Değerli arkadaşlarım, Ankara'da memur suçlarına bakan uzman bütün savcılar toptancı bir anlayışla görevden alınmıştır ve yerlerine Adalet Bakanlığı Teftiş Kurulunda daha önce teftiş müfettişi olarak çalışanlar önce savcı yapılmış, arkasından o memur suçlarına atanmışlardır. Şimdi, bu memur suçlarına bakan buradaki savcılar müsteşar, müsteşar yardımcısı, genel müdür, üst düzey bürokratlara bakan mahkemelerdir, Anadolu'daki memur suçları genellikle daha alt kademedekilerdir. Dolayısıyla, memur suçlarına bakan savcılık Ankara mahkemeleri bakımından çok önemlidir.

Yine, Özelleştirme İdaresi eski Başkanı Sayın Kilci aleyhine Ankara 3. Ağır Ceza Mahkemesinde dava açılıyor. Bu davada savcı, Metin Kilci'nin cezalandırılması yönünde mütalaa veriyor. Karar duruşmasında, hemen öncesinde karar duruşmasının, mahkemenin başkanı dışındaki tüm üyeleri ve savcı değiştiriliyor. Yerine atanan yeni savcı, Metin Kilci'nin beraatı yönünde mütalaa veriyor ve her nasılsa mahkeme üyelerinin hepsi o duruşmada beraat yönünde karar veriyorlar, oy birliğiyle beraat ediyor.

Yine, hukuksuz ve yasa dışı dinleme ve arama yapanlar hakkında soruşturma ve kovuşturma yapan savcı ve hâkimler hakkında soruşturma açılıyor. Savcı hakkında disiplin cezası veriliyor. Örneğin Osman Paksüt'ün dinlenmesiyle ilgili soruşturmayı yapan savcı yer değiştirme cezasıyla cezalandırılıyor. Hatta çok daha vahimi, Ankara savcısının İstanbul'a yazdığı talimatı yerine getiren talimat savcısı dahi cezalandırılıyor. Yani İstanbul savcısı Ankara savcısının talimatına uymayıp da ne yapacak?

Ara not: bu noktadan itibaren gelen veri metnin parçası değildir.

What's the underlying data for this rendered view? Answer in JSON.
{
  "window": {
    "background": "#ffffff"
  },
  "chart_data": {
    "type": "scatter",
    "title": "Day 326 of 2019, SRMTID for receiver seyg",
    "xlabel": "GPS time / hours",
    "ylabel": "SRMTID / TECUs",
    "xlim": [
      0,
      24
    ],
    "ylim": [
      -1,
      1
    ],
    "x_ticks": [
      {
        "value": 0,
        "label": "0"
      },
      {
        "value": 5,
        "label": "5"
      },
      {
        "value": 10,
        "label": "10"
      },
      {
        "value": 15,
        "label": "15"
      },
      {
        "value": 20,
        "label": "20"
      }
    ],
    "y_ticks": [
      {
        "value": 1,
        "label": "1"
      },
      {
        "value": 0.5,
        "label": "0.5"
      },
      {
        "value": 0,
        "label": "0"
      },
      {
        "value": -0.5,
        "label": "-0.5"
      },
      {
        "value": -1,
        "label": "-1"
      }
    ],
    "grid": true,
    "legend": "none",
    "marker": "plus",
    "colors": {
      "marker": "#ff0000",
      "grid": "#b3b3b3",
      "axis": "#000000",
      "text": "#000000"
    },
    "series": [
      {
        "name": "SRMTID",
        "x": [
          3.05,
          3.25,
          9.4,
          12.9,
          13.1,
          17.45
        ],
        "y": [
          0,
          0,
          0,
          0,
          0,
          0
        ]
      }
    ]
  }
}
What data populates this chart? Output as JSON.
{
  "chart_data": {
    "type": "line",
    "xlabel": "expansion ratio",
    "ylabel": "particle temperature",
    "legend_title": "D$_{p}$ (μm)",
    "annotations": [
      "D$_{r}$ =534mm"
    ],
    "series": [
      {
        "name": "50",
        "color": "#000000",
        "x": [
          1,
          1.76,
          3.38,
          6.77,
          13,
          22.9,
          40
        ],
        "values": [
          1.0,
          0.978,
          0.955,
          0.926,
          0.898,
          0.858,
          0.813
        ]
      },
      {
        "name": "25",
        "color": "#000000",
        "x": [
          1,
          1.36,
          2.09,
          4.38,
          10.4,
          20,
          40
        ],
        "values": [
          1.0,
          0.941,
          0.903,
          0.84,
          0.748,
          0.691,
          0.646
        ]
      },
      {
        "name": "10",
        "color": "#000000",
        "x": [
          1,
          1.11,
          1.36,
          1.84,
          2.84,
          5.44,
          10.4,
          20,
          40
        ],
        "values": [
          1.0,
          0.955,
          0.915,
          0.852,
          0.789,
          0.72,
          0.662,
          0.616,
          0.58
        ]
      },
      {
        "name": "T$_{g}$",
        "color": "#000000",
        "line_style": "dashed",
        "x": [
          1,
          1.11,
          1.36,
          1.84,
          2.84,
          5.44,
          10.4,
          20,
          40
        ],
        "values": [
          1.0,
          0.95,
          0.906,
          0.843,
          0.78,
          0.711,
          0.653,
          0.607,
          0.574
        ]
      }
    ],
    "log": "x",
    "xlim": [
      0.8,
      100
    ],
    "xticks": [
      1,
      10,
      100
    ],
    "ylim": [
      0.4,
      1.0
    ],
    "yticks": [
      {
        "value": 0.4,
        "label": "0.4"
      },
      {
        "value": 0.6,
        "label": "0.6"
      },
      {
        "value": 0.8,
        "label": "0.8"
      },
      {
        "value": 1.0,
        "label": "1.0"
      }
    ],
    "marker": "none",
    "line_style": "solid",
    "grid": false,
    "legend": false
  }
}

Onu yerine getiren, yani emniyette usulsüz dinleme yapılıp yapılmadığının araştırılması ve usulsüz dinleme yapan araçların tespitini isteyen talimatı yerine getirdi diye savcı alınıyor.

Sayın Bakan demin söyledi, İngiltere'de 18 tane gazeteci tutuklanmış. Değerli arkadaşlarım, işte, o 18 tane tutuklanan gazetecilerin tutuklanmasının nedeni, polise rüşvet vererek, para vererek, gayri yasal, gayriahlaki, gayri hukuki dinlettirme yaptırmalarından dolayı tutuklanıyor. Bizim ülkemizde ise yasa dışı dinleme yapanlar tutuklattırılmıyor, yasa dışı dinlemeye bakan hâkim ve savcılar görevden alınıyor Sayın Bakan. Arada böyle bir fark var, bunu niye açıklamıyorsunuz burada. (CHP sıralarından alkışlar)

Orada gazeteciler polise para veriyorlar, rüşvet veriyorlar ve diyorlar ki: "Falan falan falan adam hakkında gayri yasal dinleme yapın ve bu bilgileri bize getirin." Bu nedenle tutuklanıyorlar.

(Mikrofon otomatik cihaz tarafından kapatıldı)

ALİ RIZA ÖZTÜRK (Devamla) - Değerli arkadaşlarım, kadroyla ilgili söylenecek çok laflar var. Elimde burada isteyenlere verebilirim. -Zamanımız on dakika- Adalet ve Kalkınma Partisinin kadrolaşma anlayışı ortada.

Hepinize teşekkürler ediyorum, iyi günler diliyorum.

BAŞKAN - Teşekkür ediyorum Sayın Öztürk.